Parlare di “supermercato dei diritti negati” è un modo grottesco per affrontare problemi seri. E la disabilità è un’argomento quanto mai delicato perché presuppone una consapevolezza prima e una capacità di programmazione poi, che allo stato attuale in Italia non esiste.
Non è casuale, ad esempio, che ad oltre quattordici anni dall’entrata in vigore della Legge 104/92 siamo ancora di fronte all’incapacità da parte di Regioni, Province e Comuni a progettare un intervento integrato tra la sfera sanitaria e quella sociale.
La potestà legislativa delegata alle Regioni ha reso anzi ulteriormente farraginosi gli interventi che le singole realtà locali hanno realizzato e il risultato è sotto agli occhi di tutti quelli che vogliono “vedere” la disabilità.
E come considerare poi la totale inadeguatezza della legislazione scolastica suffragata dalle migliaia di ricorsi alle procure di tutta Italia per il riconoscimento delle ore di sostegno o la silenziosa disperazione dei genitori che vedono ridurre progressivamente le terapie erogate dai centri di riabilitazione disseminati sul territorio nazionale?
In questo panorama nessuno si scandalizza nel vedere “dimissionati” centinaia di disabili ultradiciottenni dai convitti o nel vedere ridotta a tre o a due giorni alla settimana la permanenza nei semiconvitti.
Per fugare poi il sospetto che questa sia “solo una vicenda meridionale”, basterebbe che i ministri della Repubblica competenti fornissero i dati riguardanti l’anagrafe della disabilità.
Quale regione d’Italia può dire di conoscere il numero dei disabili, le loro patologie e dunque, banalmente, i loro bisogni? Quale intervento integrato tra le politiche sanitarie e quelle sociali è ipotizzabile se a nessuno sono noti i bisogni di milioni di disabili italiani e delle loro famiglie?

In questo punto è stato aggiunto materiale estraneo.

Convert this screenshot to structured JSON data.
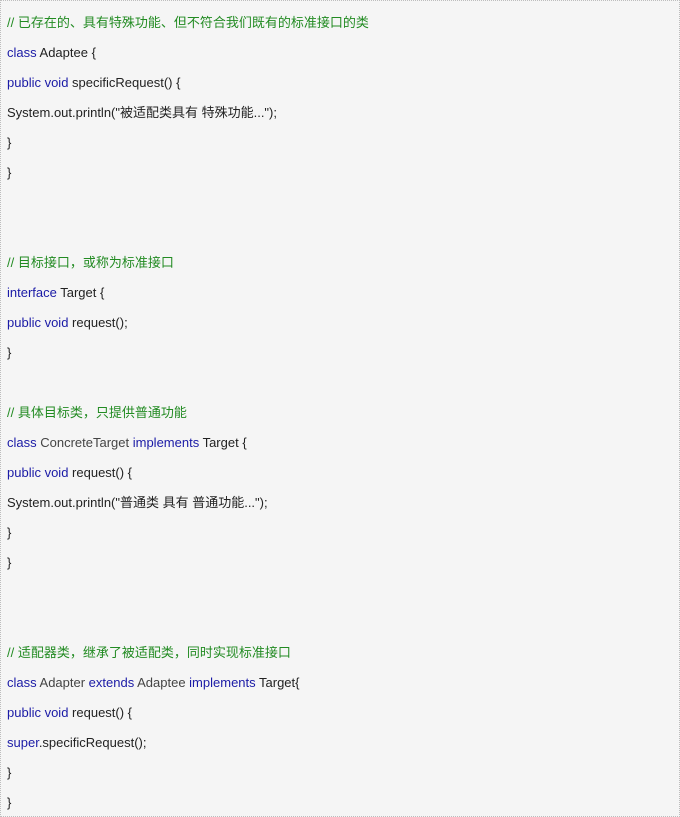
{
  "code": {
    "colors": {
      "background": "#f5f5f5",
      "comment": "#228b22",
      "keyword": "#1a1aa6",
      "text": "#222222",
      "name": "#444444"
    },
    "lines": [
      {
        "tokens": [
          {
            "t": "cm",
            "v": "// 已存在的、具有特殊功能、但不符合我们既有的标准接口的类"
          }
        ]
      },
      {
        "tokens": [
          {
            "t": "kw",
            "v": "class"
          },
          {
            "t": "tx",
            "v": " Adaptee {"
          }
        ]
      },
      {
        "tokens": [
          {
            "t": "kw",
            "v": "public void"
          },
          {
            "t": "tx",
            "v": " specificRequest() {"
          }
        ]
      },
      {
        "tokens": [
          {
            "t": "tx",
            "v": "System.out.println(\"被适配类具有 特殊功能...\");"
          }
        ]
      },
      {
        "tokens": [
          {
            "t": "tx",
            "v": "}"
          }
        ]
      },
      {
        "tokens": [
          {
            "t": "tx",
            "v": "}"
          }
        ]
      },
      {
        "tokens": [
          {
            "t": "cm",
            "v": "// 目标接口，或称为标准接口"
          }
        ]
      },
      {
        "tokens": [
          {
            "t": "kw",
            "v": "interface"
          },
          {
            "t": "tx",
            "v": " Target {"
          }
        ]
      },
      {
        "tokens": [
          {
            "t": "kw",
            "v": "public void"
          },
          {
            "t": "tx",
            "v": " request();"
          }
        ]
      },
      {
        "tokens": [
          {
            "t": "tx",
            "v": "}"
          }
        ]
      },
      {
        "tokens": [
          {
            "t": "cm",
            "v": "// 具体目标类，只提供普通功能"
          }
        ]
      },
      {
        "tokens": [
          {
            "t": "kw",
            "v": "class"
          },
          {
            "t": "nm",
            "v": " ConcreteTarget "
          },
          {
            "t": "kw",
            "v": "implements"
          },
          {
            "t": "tx",
            "v": " Target {"
          }
        ]
      },
      {
        "tokens": [
          {
            "t": "kw",
            "v": "public void"
          },
          {
            "t": "tx",
            "v": " request() {"
          }
        ]
      },
      {
        "tokens": [
          {
            "t": "tx",
            "v": "System.out.println(\"普通类 具有 普通功能...\");"
          }
        ]
      },
      {
        "tokens": [
          {
            "t": "tx",
            "v": "}"
          }
        ]
      },
      {
        "tokens": [
          {
            "t": "tx",
            "v": "}"
          }
        ]
      },
      {
        "tokens": [
          {
            "t": "cm",
            "v": "// 适配器类，继承了被适配类，同时实现标准接口"
          }
        ]
      },
      {
        "tokens": [
          {
            "t": "kw",
            "v": "class"
          },
          {
            "t": "nm",
            "v": " Adapter "
          },
          {
            "t": "kw",
            "v": "extends"
          },
          {
            "t": "nm",
            "v": " Adaptee "
          },
          {
            "t": "kw",
            "v": "implements"
          },
          {
            "t": "tx",
            "v": " Target{"
          }
        ]
      },
      {
        "tokens": [
          {
            "t": "kw",
            "v": "public void"
          },
          {
            "t": "tx",
            "v": " request() {"
          }
        ]
      },
      {
        "tokens": [
          {
            "t": "kw",
            "v": "super"
          },
          {
            "t": "tx",
            "v": ".specificRequest();"
          }
        ]
      },
      {
        "tokens": [
          {
            "t": "tx",
            "v": "}"
          }
        ]
      },
      {
        "tokens": [
          {
            "t": "tx",
            "v": "}"
          }
        ]
      }
    ]
  }
}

In questo contesto non resta che riconoscere il fallimento delle politiche di integrazione. I genitori dei disabili vivono in questo irragionevole Paese che sembra più impegnato a discutere di quanti spinelli si possano consumare o quanti delinquenti mandare allegramente a casa, piuttosto che volgere lo sguardo ai loro figli più deboli.
Siamo irrimediabilmente di parte, siamo dalla parte di chi non ha diritti, siamo dalla parte dei nostri figli. La classe politica e i governi che si sono alternati alla guida del nostro Paese non hanno mai considerato la disabilità come una magnifica opportunità di sviluppo sociale, di coesione, di solidarietà concreta.
Abbiamo manifestato a Roma per ricordarvi di mettere nell’agenda degli impegni di tutti i giorni un asterisco con scritto a fianco DISABILI: forse, così facendo, darete un piccolo significato ai formidabili privilegi che così ostinatamente e in modo assolutamente trasversale conservate.
Volutamente non entriamo qui nel merito di questioni sottese alla nostra iniziativa di Roma, quali le legittime esigenze di bilancio invocate dall’Europa, il Fondo Nazionale delle Politiche Sociali o i Livelli Minimi di Assistenza, perché riteniamo che ci siano luoghi specifici deputati a questo.
Resta il rammarico per quanto si sarebbe potuto fare e non si è mai fatto per tanti uomini e donne del nostro Paese che non avranno mai una foto scattata di nascosto da un paparazzo a caccia di scandali!